LES SAVOIR-FAIRE COMME SOURCES D’INSPIRATION

Les équipes Peclers ont sélectionné pour vous quelques unes des familles d’artisanat qui ont inspiré le salon.

LE SAVOIR-RACCOMMODER

Cette technique, inspirée par les vêtements de ferme et le denim, est fortement reliée au « boro » japonais, où le raccommodage et l’assemblage de textiles par petites mailles, principalement en bleu et indigo, deviennent de superbes échantillons tricotés. La plupart des échantillons exposés ici assument une filiation directe avec le denim et le workwear, tandis que la composition entre les différentes pièces soigneusement patchées à la main, leur donne un aspect plus sophistiqué et précieux.

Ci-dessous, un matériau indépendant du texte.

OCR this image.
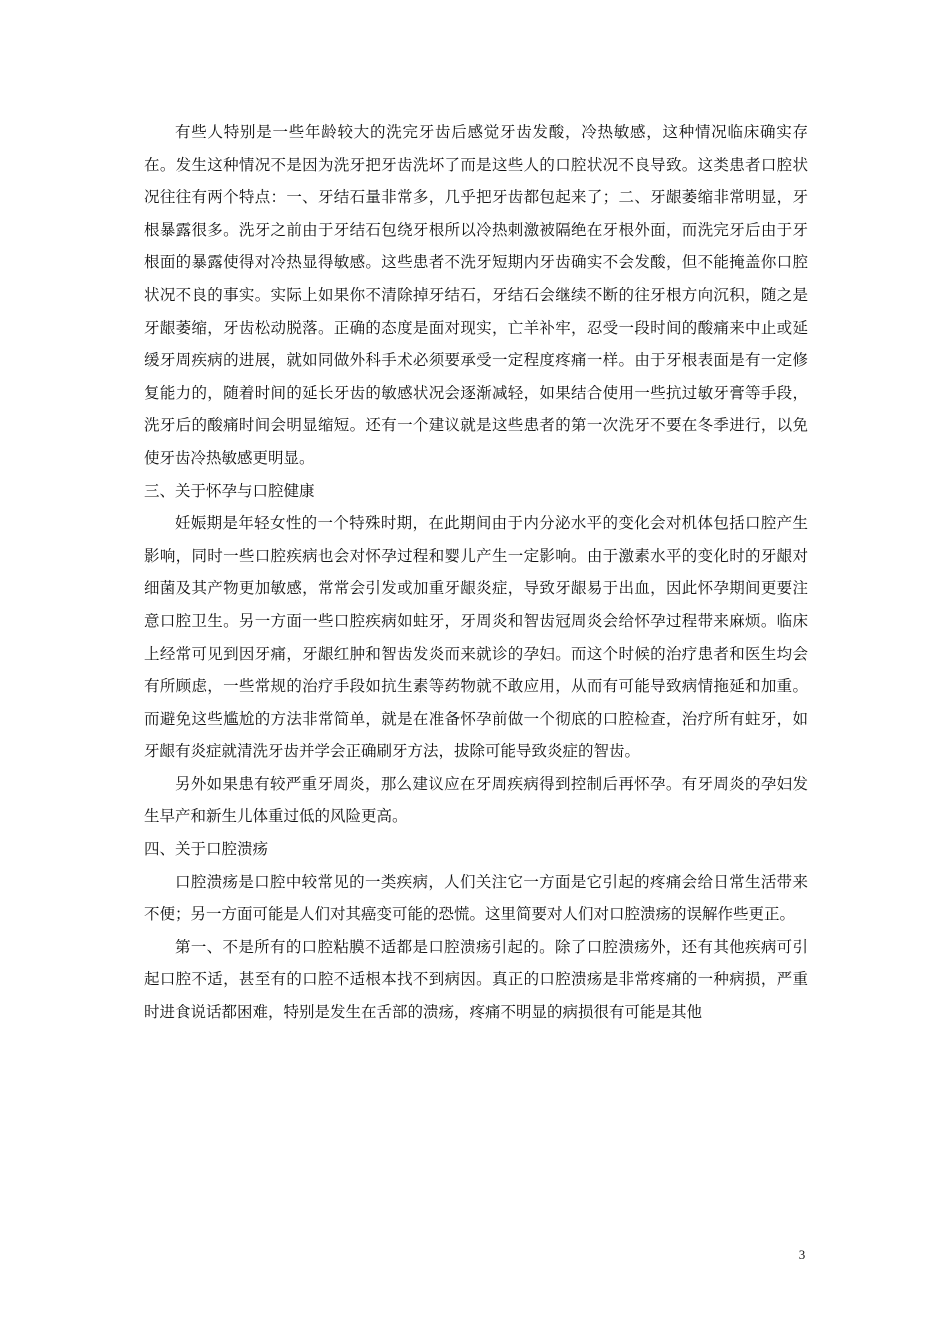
有些人特别是一些年龄较大的洗完牙齿后感觉牙齿发酸，冷热敏感，这种情况临床确实存在。发生这种情况不是因为洗牙把牙齿洗坏了而是这些人的口腔状况不良导致。这类患者口腔状况往往有两个特点：一、牙结石量非常多，几乎把牙齿都包起来了；二、牙龈萎缩非常明显，牙根暴露很多。洗牙之前由于牙结石包绕牙根所以冷热刺激被隔绝在牙根外面，而洗完牙后由于牙根面的暴露使得对冷热显得敏感。这些患者不洗牙短期内牙齿确实不会发酸，但不能掩盖你口腔状况不良的事实。实际上如果你不清除掉牙结石，牙结石会继续不断的往牙根方向沉积，随之是牙龈萎缩，牙齿松动脱落。正确的态度是面对现实，亡羊补牢，忍受一段时间的酸痛来中止或延缓牙周疾病的进展，就如同做外科手术必须要承受一定程度疼痛一样。由于牙根表面是有一定修复能力的，随着时间的延长牙齿的敏感状况会逐渐减轻，如果结合使用一些抗过敏牙膏等手段，洗牙后的酸痛时间会明显缩短。还有一个建议就是这些患者的第一次洗牙不要在冬季进行，以免使牙齿冷热敏感更明显。

三、关于怀孕与口腔健康

妊娠期是年轻女性的一个特殊时期，在此期间由于内分泌水平的变化会对机体包括口腔产生影响，同时一些口腔疾病也会对怀孕过程和婴儿产生一定影响。由于激素水平的变化时的牙龈对细菌及其产物更加敏感，常常会引发或加重牙龈炎症，导致牙龈易于出血，因此怀孕期间更要注意口腔卫生。另一方面一些口腔疾病如蛀牙，牙周炎和智齿冠周炎会给怀孕过程带来麻烦。临床上经常可见到因牙痛，牙龈红肿和智齿发炎而来就诊的孕妇。而这个时候的治疗患者和医生均会有所顾虑，一些常规的治疗手段如抗生素等药物就不敢应用，从而有可能导致病情拖延和加重。而避免这些尴尬的方法非常简单，就是在准备怀孕前做一个彻底的口腔检查，治疗所有蛀牙，如牙龈有炎症就清洗牙齿并学会正确刷牙方法，拔除可能导致炎症的智齿。

另外如果患有较严重牙周炎，那么建议应在牙周疾病得到控制后再怀孕。有牙周炎的孕妇发生早产和新生儿体重过低的风险更高。

四、关于口腔溃疡

口腔溃疡是口腔中较常见的一类疾病，人们关注它一方面是它引起的疼痛会给日常生活带来不便；另一方面可能是人们对其癌变可能的恐慌。这里简要对人们对口腔溃疡的误解作些更正。

第一、不是所有的口腔粘膜不适都是口腔溃疡引起的。除了口腔溃疡外，还有其他疾病可引起口腔不适，甚至有的口腔不适根本找不到病因。真正的口腔溃疡是非常疼痛的一种病损，严重时进食说话都困难，特别是发生在舌部的溃疡，疼痛不明显的病损很有可能是其他

3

Cette inspiration peut être utilisée pour une garde-robe urbaine et sportive, mais en évitant les références directes aux coupes de kimono.

LES COUVERTURES ARTISANALES

La qualité du travail, la patience et la précision requises à la création des couvertures ou des plaids est une source d’inspiration pour le chaîne et trame notamment, mais aussi pour l’ensemble des matériaux. Les compositions graphiques, basées sur des motifs traditionnels apportent cependant un angle moderne par le mélange de l’histoire, de l’artisanat, et des esthétiques contemporaines. Une piste adaptée aux vêtements assez robustes mais faciles à porter, qui laissent l’attention se porter sur les textures et l’aspect graphique.

Les couleurs sont naturelles : des jaunes d’or, rouges chauds orangés, et des accents de bleus et de verts.

L’ART DES CRAQUELURES

Cette technique est inspirée du « kintsugi » ou « réparations dorées », un art japonais qui utilise de la laque saupoudrée d’or pour réparer les poteries cassées.  Elle met l’accent sur l’unicité, créant une véritable œuvre d’art où l’objet cassé qui la compose à d’autant plus de valeur.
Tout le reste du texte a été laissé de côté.